Por Carla Serqueira – Jornalista 

Eu sei que muita gente não tem a intenção de ofender e reproduz (ainda) estereótipos seduzida pela brincadeira. Mas como nordestina que de uns tempos para cá busca a convivência respeitando todas as diferenças, eu peço: não façam isso. Não brinquem com a representação do povo nordestino como se a miséria fosse identidade. Pensa bem: é cruel.

Nestas festas juninas, em dias seguidos, fui atravessada por esta situação: pessoas muito animadas, eu sei que sinceramente admiradoras da cultura nordestina, cometendo essa gafe: roupa xadrez, comida de milho e dentes estragados.

Sem a menor dúvida, o povo nordestino historicamente é o menos favorecido de condições dignas de sobrevivência. Migrante para fazer o Brasil crescer, seja nas indústrias do Sudeste, seja na exploração da Amazônia nos tempos da borracha. Coronelismo proprietário de almas e destinos; poder público, uma máquina de produzir pobreza e dela se alimentar. Dentadura por gerações foi moeda de troca por votos. Vocês imaginam a violência de empenhar o voto pra poder ter dente?
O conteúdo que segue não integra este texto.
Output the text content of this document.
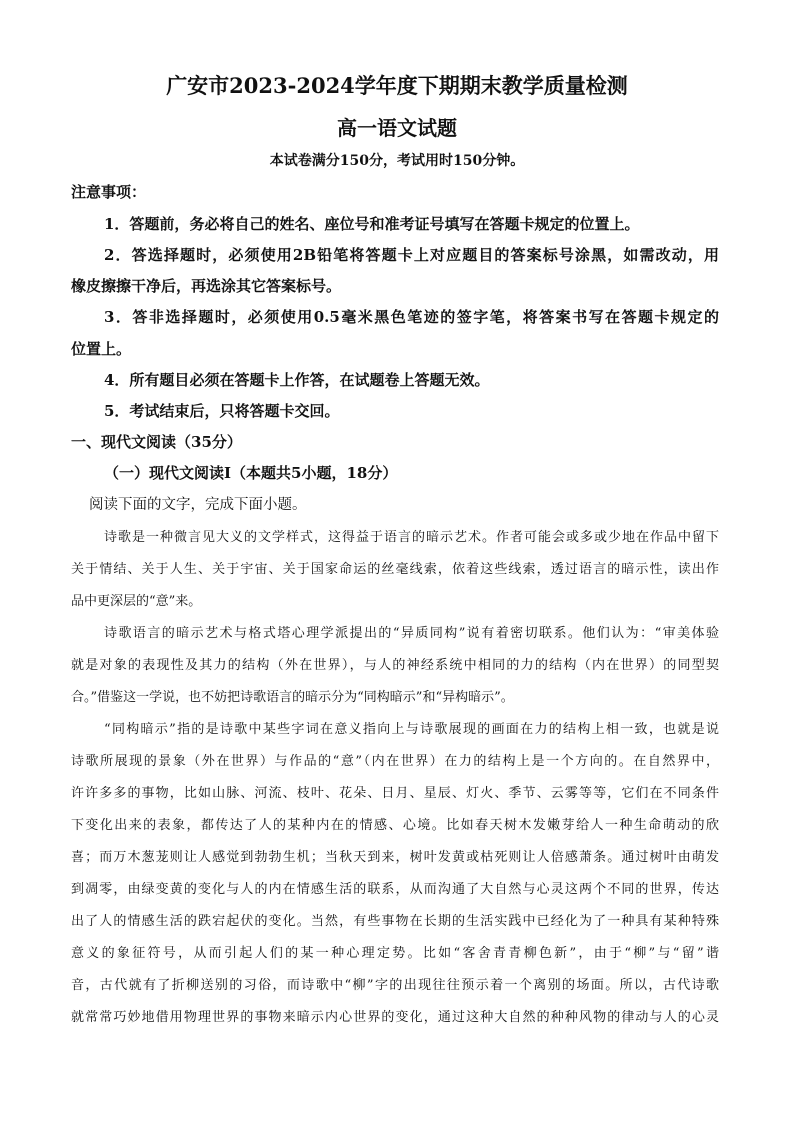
广安市2023-2024学年度下期期末教学质量检测
高一语文试题
本试卷满分150分，考试用时150分钟。
注意事项：
1．答题前，务必将自己的姓名、座位号和准考证号填写在答题卡规定的位置上。
2．答选择题时，必须使用2B铅笔将答题卡上对应题目的答案标号涂黑，如需改动，用
橡皮擦擦干净后，再选涂其它答案标号。
3．答非选择题时，必须使用0.5毫米黑色笔迹的签字笔，将答案书写在答题卡规定的
位置上。
4．所有题目必须在答题卡上作答，在试题卷上答题无效。
5．考试结束后，只将答题卡交回。
一、现代文阅读（35分）
（一）现代文阅读Ⅰ（本题共5小题，18分）
阅读下面的文字，完成下面小题。
诗歌是一种微言见大义的文学样式，这得益于语言的暗示艺术。作者可能会或多或少地在作品中留下
关于情结、关于人生、关于宇宙、关于国家命运的丝毫线索，依着这些线索，透过语言的暗示性，读出作
品中更深层的“意”来。
诗歌语言的暗示艺术与格式塔心理学派提出的“异质同构”说有着密切联系。他们认为：“审美体验
就是对象的表现性及其力的结构（外在世界），与人的神经系统中相同的力的结构（内在世界）的同型契
合。”借鉴这一学说，也不妨把诗歌语言的暗示分为“同构暗示”和“异构暗示”。
“同构暗示”指的是诗歌中某些字词在意义指向上与诗歌展现的画面在力的结构上相一致，也就是说
诗歌所展现的景象（外在世界）与作品的“意”（内在世界）在力的结构上是一个方向的。在自然界中，
许许多多的事物，比如山脉、河流、枝叶、花朵、日月、星辰、灯火、季节、云雾等等，它们在不同条件
下变化出来的表象，都传达了人的某种内在的情感、心境。比如春天树木发嫩芽给人一种生命萌动的欣
喜；而万木葱茏则让人感觉到勃勃生机；当秋天到来，树叶发黄或枯死则让人倍感萧条。通过树叶由萌发
到凋零，由绿变黄的变化与人的内在情感生活的联系，从而沟通了大自然与心灵这两个不同的世界，传达
出了人的情感生活的跌宕起伏的变化。当然，有些事物在长期的生活实践中已经化为了一种具有某种特殊
意义的象征符号，从而引起人们的某一种心理定势。比如“客舍青青柳色新”，由于“柳”与“留”谐
音，古代就有了折柳送别的习俗，而诗歌中“柳”字的出现往往预示着一个离别的场面。所以，古代诗歌
就常常巧妙地借用物理世界的事物来暗示内心世界的变化，通过这种大自然的种种风物的律动与人的心灵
Saúde pública na zona rural do nordeste por eras e eras nunca foi um direito para trabalhadores e trabalhadoras do campo. A gente que a gente se orgulha em dizer: coloca o nosso alimento na mesa. Chega festa junina, forró, fogos, milho, canjica, fogueira e de onde vem o “direito” de se fantasiar com as marcas do sofrimento, do desfavorecimento e da falta de condições de vida digna que desde que o Brasil virou “civilizado” é roubada da população nordestina? Pergunto pra fazer pensar. Vejo a “brincadeira” ser reproduzida – creio que ingenuamente – por conhecides (vejam que interessante) que não são do nordeste. Porém, a caricatura está sendo também patrocinada pela @prefeiturademaceio.

Nem vou listar o tanto de preciosidade que o nordeste oferece ao país, da culinária à literatura, da ciência ao esporte, dos pioneirismos aos valores perante a vida dificílima. Pessoas sem intenção de ofender que ainda pintam os dentes achando que estão festejando o ser nordestino: não façam mais isso porque é de doer ver os dentes estragados por falta de oportunidades em bocas festivas que nunca provaram o sabor do abandono.